The board have backed De Zerbi in a big way, spending around £237 million on new faces and handing him a squad capable of pushing much higher up the table. Saha reckons that kind of outlay raises the bar significantly, and says finishing in the top four should now be seen as the bare minimum for this group.
He feels Spurs are sending a clear message with their recruitment, blending marquee signings with shrewd free transfers to build something that’s starting to look like a genuine top-four outfit. He also flagged the club’s excellent training facilities, noting that Tottenham finally have the ambition on the pitch to match the quality of what they’ve got off it.

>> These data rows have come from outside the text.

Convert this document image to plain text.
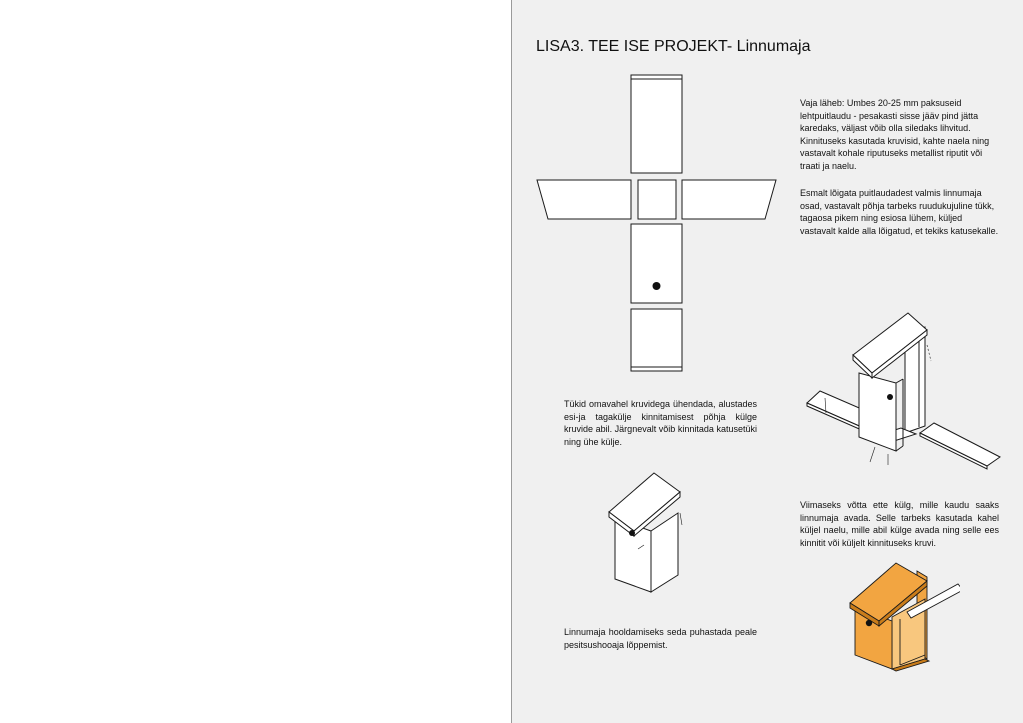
LISA3. TEE ISE PROJEKT- Linnumaja

Vaja läheb: Umbes 20-25 mm paksuseid lehtpuitlaudu - pesakasti sisse jääv pind jätta karedaks, väljast võib olla siledaks lihvitud. Kinnituseks kasutada kruvisid, kahte naela ning vastavalt kohale riputuseks metallist riputit või traati ja naelu.

Esmalt lõigata puitlaudadest valmis linnumaja osad, vastavalt põhja tarbeks ruudukujuline tükk, tagaosa pikem ning esiosa lühem, küljed vastavalt kalde alla lõigatud, et tekiks katusekalle.

Tükid omavahel kruvidega ühendada, alustades esi-ja tagakülje kinnitamisest põhja külge kruvide abil. Järgnevalt võib kinnitada katusetüki ning ühe külje.

Viimaseks võtta ette külg, mille kaudu saaks linnumaja avada. Selle tarbeks kasutada kahel küljel naelu, mille abil külge avada ning selle ees kinnitit või küljelt kinnituseks kruvi.

Linnumaja hooldamiseks seda puhastada peale pesitsushooaja lõppemist.
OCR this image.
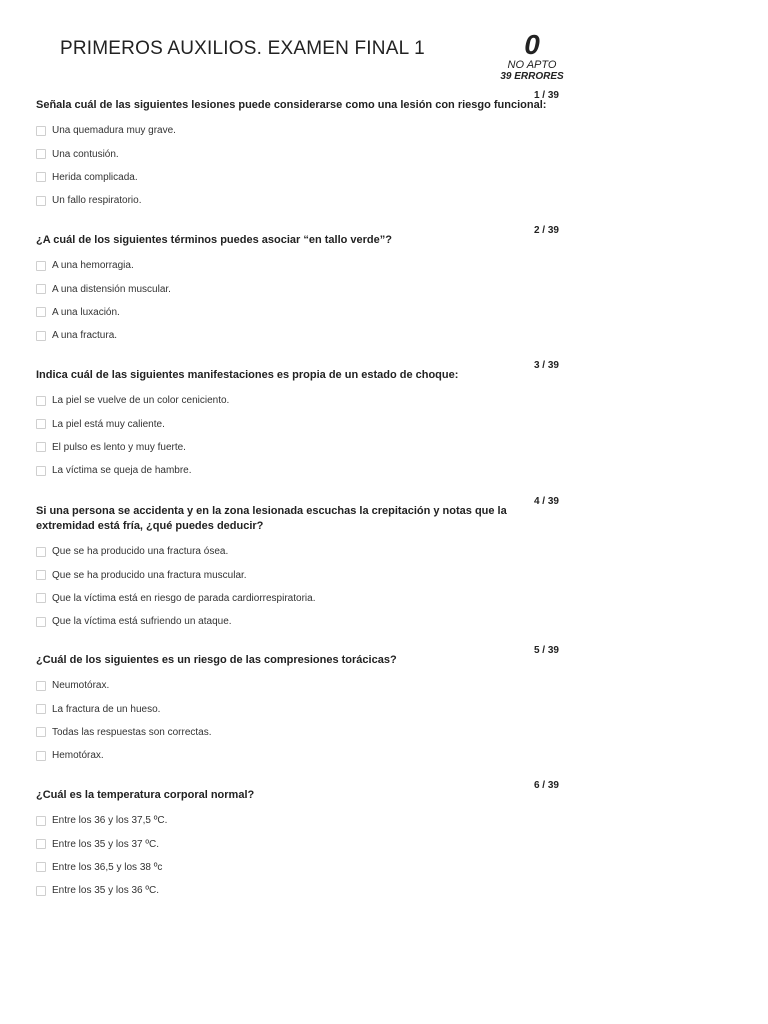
PRIMEROS AUXILIOS. EXAMEN FINAL 1	0
NO APTO
39 ERRORES
1 / 39
Señala cuál de las siguientes lesiones puede considerarse como una lesión con riesgo funcional:
Una quemadura muy grave.
Una contusión.
Herida complicada.
Un fallo respiratorio.
2 / 39
¿A cuál de los siguientes términos puedes asociar “en tallo verde”?
A una hemorragia.
A una distensión muscular.
A una luxación.
A una fractura.
3 / 39
Indica cuál de las siguientes manifestaciones es propia de un estado de choque:
La piel se vuelve de un color ceniciento.
La piel está muy caliente.
El pulso es lento y muy fuerte.
La víctima se queja de hambre.
4 / 39
Si una persona se accidenta y en la zona lesionada escuchas la crepitación y notas que la extremidad está fría, ¿qué puedes deducir?
Que se ha producido una fractura ósea.
Que se ha producido una fractura muscular.
Que la víctima está en riesgo de parada cardiorrespiratoria.
Que la víctima está sufriendo un ataque.
5 / 39
¿Cuál de los siguientes es un riesgo de las compresiones torácicas?
Neumotórax.
La fractura de un hueso.
Todas las respuestas son correctas.
Hemotórax.
6 / 39
¿Cuál es la temperatura corporal normal?
Entre los 36 y los 37,5 ºC.
Entre los 35 y los 37 ºC.
Entre los 36,5 y los 38 ºc
Entre los 35 y los 36 ºC.
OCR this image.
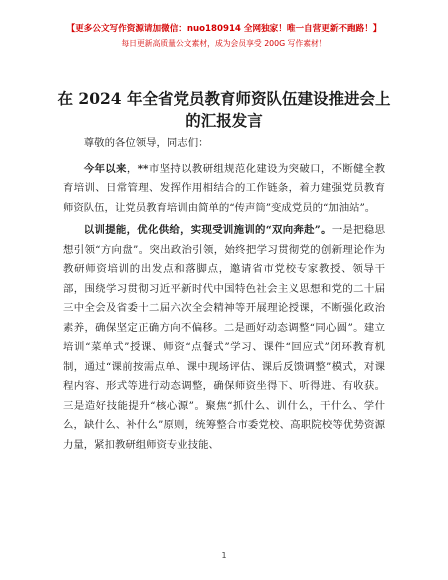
【更多公文写作资源请加微信：nuo180914 全网独家！唯一自营更新不跑路！】
每日更新高质量公文素材，成为会员享受 200G 写作素材！
在 2024 年全省党员教育师资队伍建设推进会上
的汇报发言

尊敬的各位领导，同志们：

今年以来，**市坚持以教研组规范化建设为突破口，不断健全教育培训、日常管理、发挥作用相结合的工作链条，着力建强党员教育师资队伍，让党员教育培训由简单的“传声筒”变成党员的“加油站”。

以训提能，优化供给，实现受训施训的“双向奔赴”。一是把稳思想引领“方向盘”。突出政治引领，始终把学习贯彻党的创新理论作为教研师资培训的出发点和落脚点，邀请省市党校专家教授、领导干部，围绕学习贯彻习近平新时代中国特色社会主义思想和党的二十届三中全会及省委十二届六次全会精神等开展理论授课，不断强化政治素养，确保坚定正确方向不偏移。二是画好动态调整“同心圆”。建立培训“菜单式”授课、师资“点餐式”学习、课件“回应式”闭环教育机制，通过“课前按需点单、课中现场评估、课后反馈调整”模式，对课程内容、形式等进行动态调整，确保师资坐得下、听得进、有收获。三是造好技能提升“核心源”。聚焦“抓什么、训什么，干什么、学什么，缺什么、补什么”原则，统筹整合市委党校、高职院校等优势资源力量，紧扣教研组师资专业技能、

1
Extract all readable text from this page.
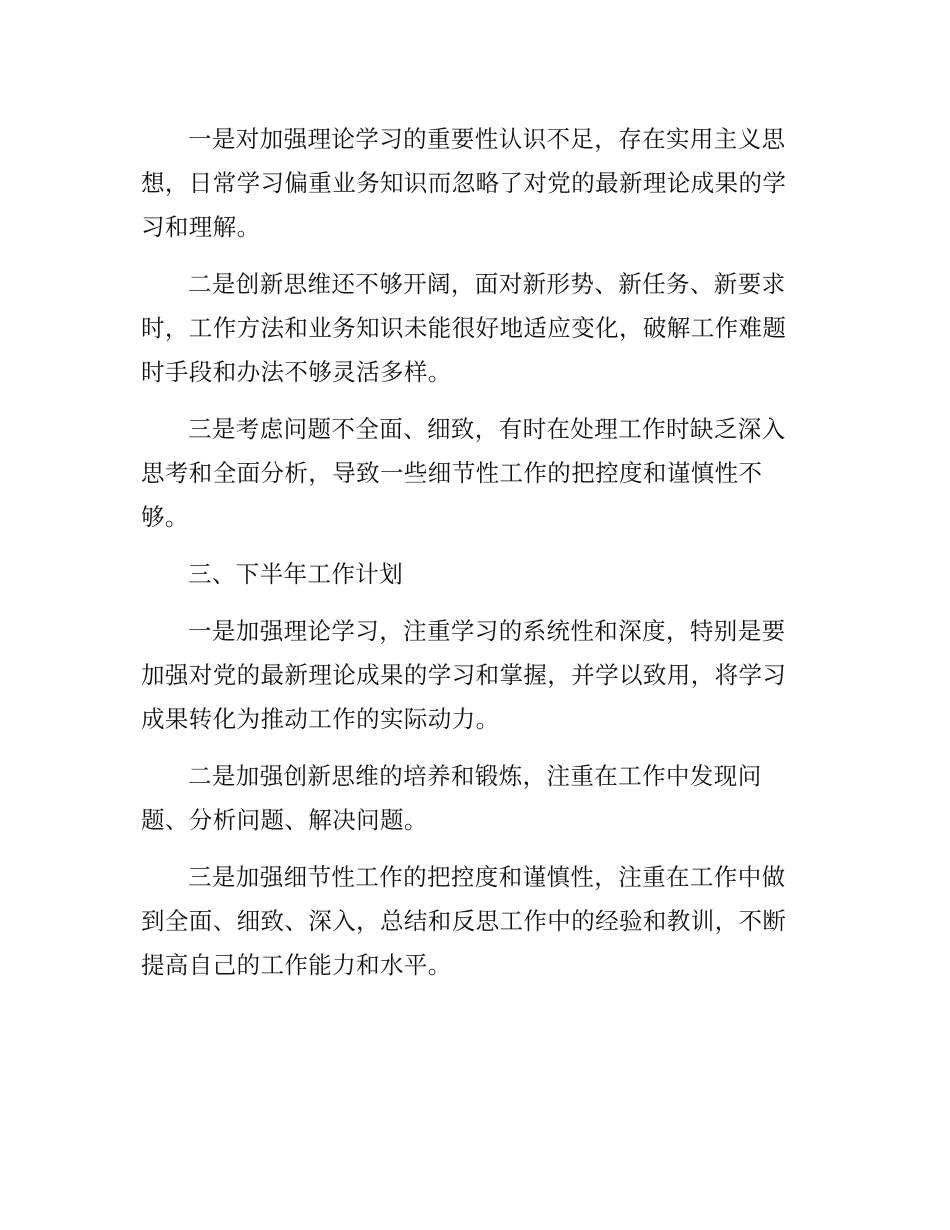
一是对加强理论学习的重要性认识不足，存在实用主义思
想，日常学习偏重业务知识而忽略了对党的最新理论成果的学
习和理解。
二是创新思维还不够开阔，面对新形势、新任务、新要求
时，工作方法和业务知识未能很好地适应变化，破解工作难题
时手段和办法不够灵活多样。
三是考虑问题不全面、细致，有时在处理工作时缺乏深入
思考和全面分析，导致一些细节性工作的把控度和谨慎性不
够。
三、下半年工作计划
一是加强理论学习，注重学习的系统性和深度，特别是要
加强对党的最新理论成果的学习和掌握，并学以致用，将学习
成果转化为推动工作的实际动力。
二是加强创新思维的培养和锻炼，注重在工作中发现问
题、分析问题、解决问题。
三是加强细节性工作的把控度和谨慎性，注重在工作中做
到全面、细致、深入，总结和反思工作中的经验和教训，不断
提高自己的工作能力和水平。
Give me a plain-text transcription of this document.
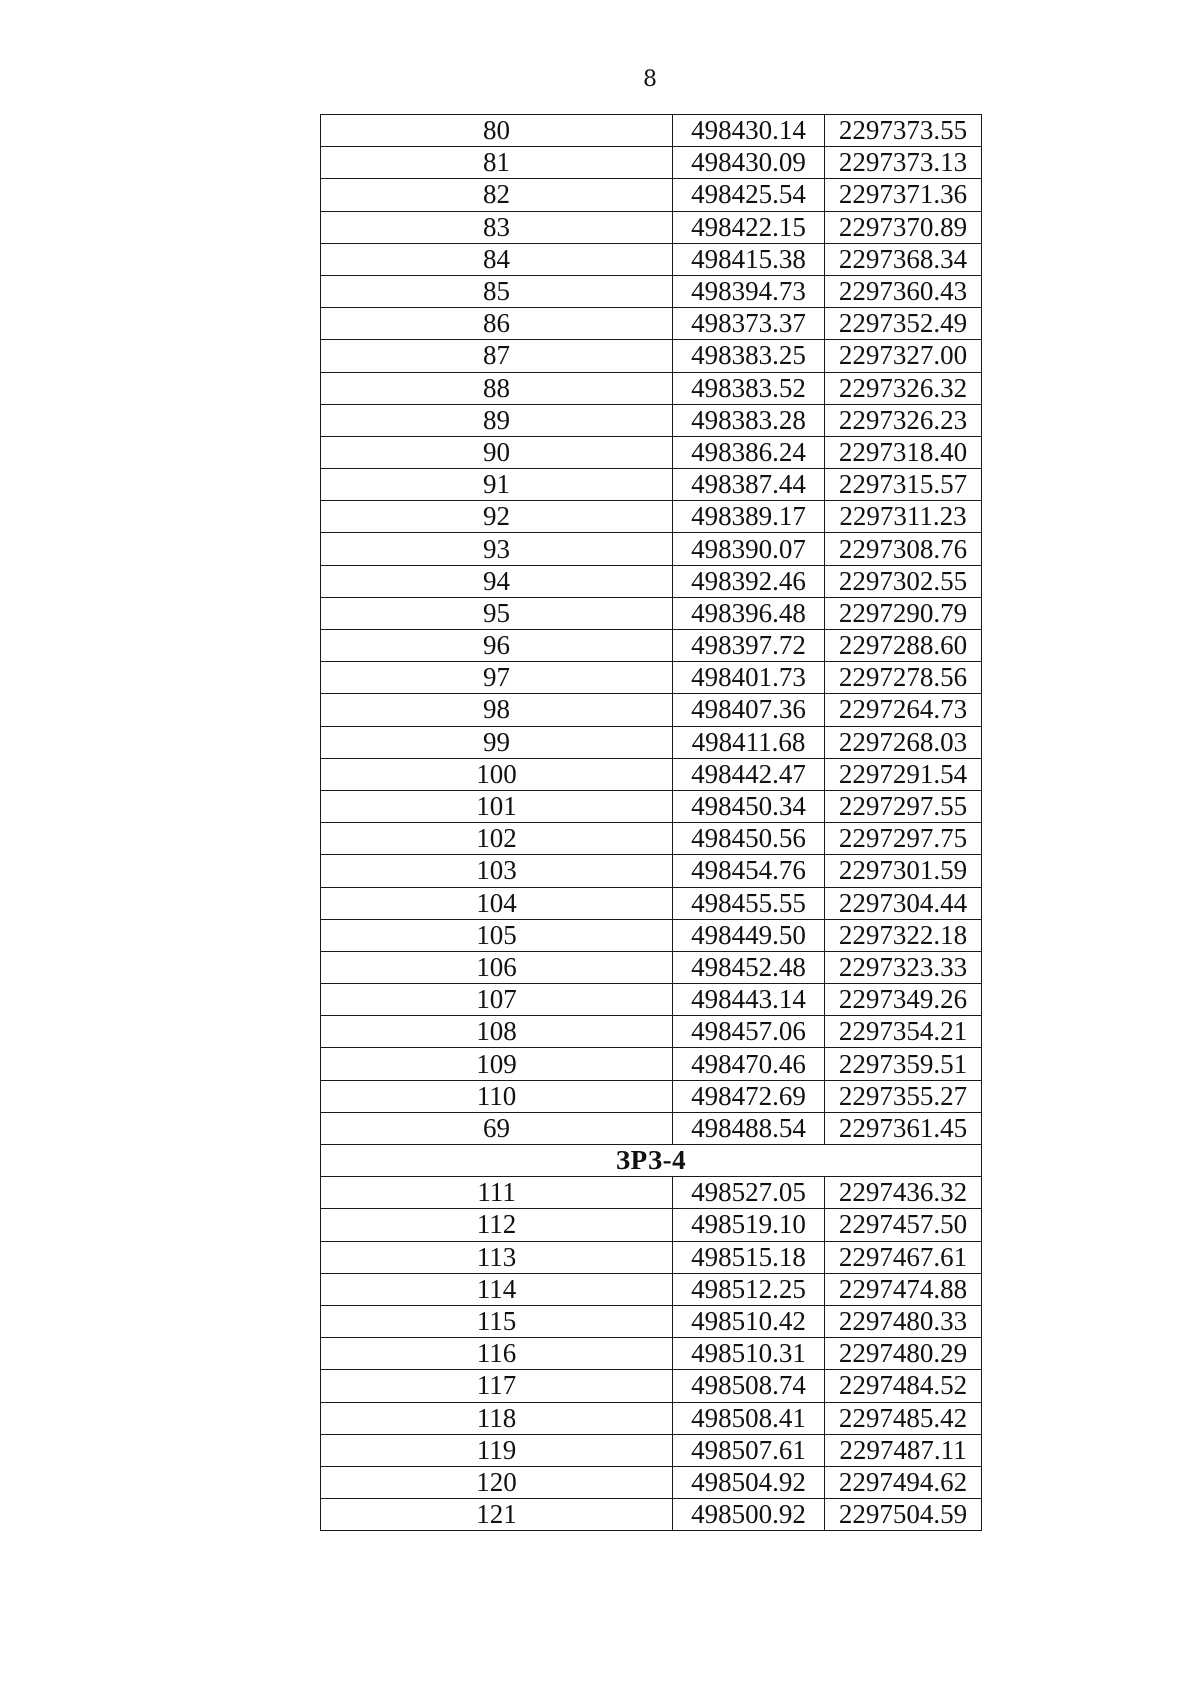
8
80	498430.14	2297373.55
81	498430.09	2297373.13
82	498425.54	2297371.36
83	498422.15	2297370.89
84	498415.38	2297368.34
85	498394.73	2297360.43
86	498373.37	2297352.49
87	498383.25	2297327.00
88	498383.52	2297326.32
89	498383.28	2297326.23
90	498386.24	2297318.40
91	498387.44	2297315.57
92	498389.17	2297311.23
93	498390.07	2297308.76
94	498392.46	2297302.55
95	498396.48	2297290.79
96	498397.72	2297288.60
97	498401.73	2297278.56
98	498407.36	2297264.73
99	498411.68	2297268.03
100	498442.47	2297291.54
101	498450.34	2297297.55
102	498450.56	2297297.75
103	498454.76	2297301.59
104	498455.55	2297304.44
105	498449.50	2297322.18
106	498452.48	2297323.33
107	498443.14	2297349.26
108	498457.06	2297354.21
109	498470.46	2297359.51
110	498472.69	2297355.27
69	498488.54	2297361.45
ЗРЗ-4		
111	498527.05	2297436.32
112	498519.10	2297457.50
113	498515.18	2297467.61
114	498512.25	2297474.88
115	498510.42	2297480.33
116	498510.31	2297480.29
117	498508.74	2297484.52
118	498508.41	2297485.42
119	498507.61	2297487.11
120	498504.92	2297494.62
121	498500.92	2297504.59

One thing that could really help Spurs, in Saha’s view, is not having European football to juggle. Without midweek continental trips draining the squad, De Zerbi gets more time on the training pitch to drill his ideas and keep his players fresh, focusing on one game a week instead of two or three. That’s part of why Saha expects them to finish comfortably in the top four.
Midfield is where he’s most excited. He thinks Sandro Tonali, Mateus Fernandes and James Maddison together could form one of the best midfield trios in the league, bringing the balance and creative spark Spurs have been missing for years. He made the point that Tottenham’s problem was never a lack of quality players, but rather struggling to keep their intensity up for a full match — and he believes this rebuilt squad is much better placed to control games from start to finish.
Defensively, the arrivals of Marcos Senesi and Jan Paul van Hecke have added much-needed depth and stability to a backline that leaked far too often last season.
Even so, Saha doesn’t think the job is finished. He wants to see more firepower added up front if Tottenham are serious about challenging for trophies and closing the gap on the league’s top sides. As impressed as he is by the rebuild so far, he thinks one more top-class forward could be what turns this Spurs side from Champions League hopefuls into genuine title and cup contenders.